Virginia’s Air Pollution Control Board voted Wednesday to remove Virginia from the Regional Greenhouse Gas Initiative, keeping Republican Governor Glenn Youngkin’s promise to eliminate the related carbon tax that has been imposed on electricity ratepayers under RGGI since January 2021.
It was a step long advocated by the Thomas Jefferson Institute for Public Policy, which opposed the push by two previous Democratic governors to enter the regional cap and tax compact with northeastern states. Governor Youngkin is following a path to repealsuggested by the Jefferson Institute soon after his election. The Jefferson Institute issued a white paper on the topic in 2019, beginning its efforts to keep Virginia out of the compact.
The bad news is the tax itself won’t disappear until at the earliest September 2024. It is collected from customers on a delayed basis. Dominion Energy Virginia imposed and then removed a special RGGI surcharge on its bills. The surcharge is likely to be imposed again as of September 1 of this year and run 12 more months. A State Corporation Commission hearing examiner has recommended approval of Dominion’s petition.
The new surcharge is still being calculated, as there remains some dispute over what the full costs are. The warmer than normal winter reduced electricity demand and required fewer RGGI credits. The surcharge should settle somewhere above $4 per 1,000 kilowatt hours of usage.

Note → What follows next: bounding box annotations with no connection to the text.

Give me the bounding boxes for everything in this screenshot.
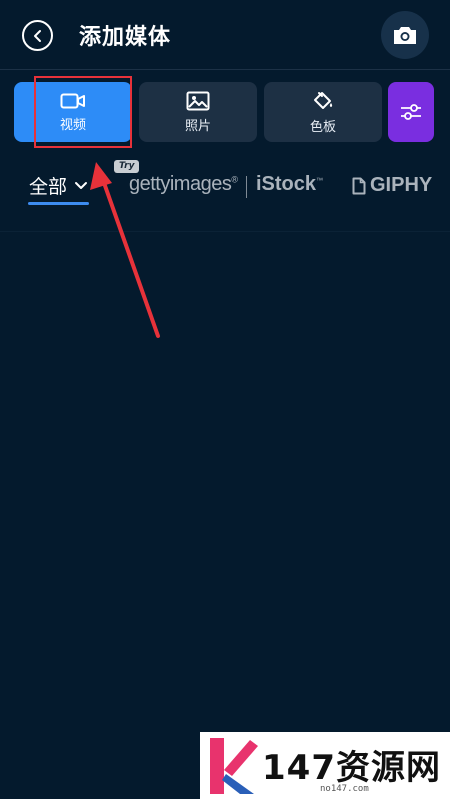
watermark-text: 147资源网 [262, 748, 441, 788]
site-watermark: 147资源网 no147.com [200, 732, 450, 799]
brand-logo-icon [210, 738, 258, 794]
annotation-arrow [90, 162, 160, 338]
watermark-url: no147.com [320, 784, 369, 794]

In effect, as the hearing examiner notes, Dominion is seeking to collect 17 months of RGGI allowance costs in just 12 months.
As the dominant utility, with a remaining fleet of some coal and many natural gas generators, Dominion and its customers have been the most impacted by Virginia joining RGGI. Several independent power plants also must buy RGGI allowances and pass the cost on to their customers, as well, and to the extent that power flows to Virginia electricity customers, that also comes out of their pockets.
The other large utility, Appalachian Power, has little to no generation within the state and buys few if any RGGI credits. Virginia’s electric coops share ownership of a major Southside Virginia coal plant with Dominion, so the coops do buy significant RGGI credits.
The Air Board’s decision to withdraw from RGGI won’t be implemented until the end of the current three-year RGGI contract period this coming December. Supporters of the regional cap and tax program are expected to sue, arguing that only the General Assembly has the authority to withdraw from the interstate compact. The lawsuit could also interfere with the Youngkin timetable to withdraw as of the end of 2023, and if successful expect the surcharge to remain into the future, too.
Former Governor Terry McAuliffe (D) began a regulatory process to join RGGI, with no specific vote of the General Assembly. In fact, General Assembly Democrats strongly objected when Republican legislators passed bills to insist Assembly approval was needed. Those bills died, and now the parties have reversed stances. It is the Democrats insisting this is a legislative prerogative.
The legislation they passed, and Governor Ralph Northam signed in 2020, however, states the Department of Environmental Quality and Air Board are “authorized” to move forward with joining RGGI. The wording does not include a clear mandate, nor does it insist the regulation could not be repealed in the future. In the normal course of business, regulations come and go.
Democrats were quick with their condemnation of the Air Board vote, including a demonstration outside the meeting followed by a huge wave of social media. Most of the messages followed what is now the usual tactic of blaming any adverse weather condition on supposed “climate change,” in this case the haze floating over much of the United States from Canadian forest fires. There is zero evidence fires have become more common as temperatures and greenhouse gases have crept up in recent decades.
But ironically, just as it was a warmer than expected winter, the particulates from the fires should cool temperatures within the RGGI zone for a while, again reducing the demand for electricity and RGGI allowances.
Since the tax will still be on electricity bills and very visible, and the court challenge will probably be underway, Virginia’s participation in RGGI will likely remain a topic of debate for the November elections. Clearly Democrats think it is highly popular, but polling continues to indicate most American’s have little tolerance for higher prices to fight “climate change.” Many Democrats disliked RGGI in a poll conducted by Mason-Dixon polling for the Jefferson Institute.
The Air Board was told the public comments it received, when repetitive mass emails were discounted, represented about a three-to-one ratio is favor of retaining membership. Much of the support centered on the ways the money is being spent, partly for flood protection projects and partly on home energy efficiency repairs.
A similar legal battle over RGGI is still raging in Pennsylvania, which has more than twice as many facilities that would need to start paying the carbon tax to operate. Those are among the fossil fuel plants which feed into the PJM Interconnection regional electricity market, but at a lower price than Dominion’s plants due to the RGGI tax. The disconnect between RGGI’s footprint and PJM’s is one reason RGGI has been ineffective at lowering total carbon emissions overall.
Worldwide, despite 40 years of feverish efforts to reduce the use of fossil fuels, the CO2 in the atmosphere keeps rising, even as U.S. emissions have been dropping for decades, long before RGGI came to Virginia.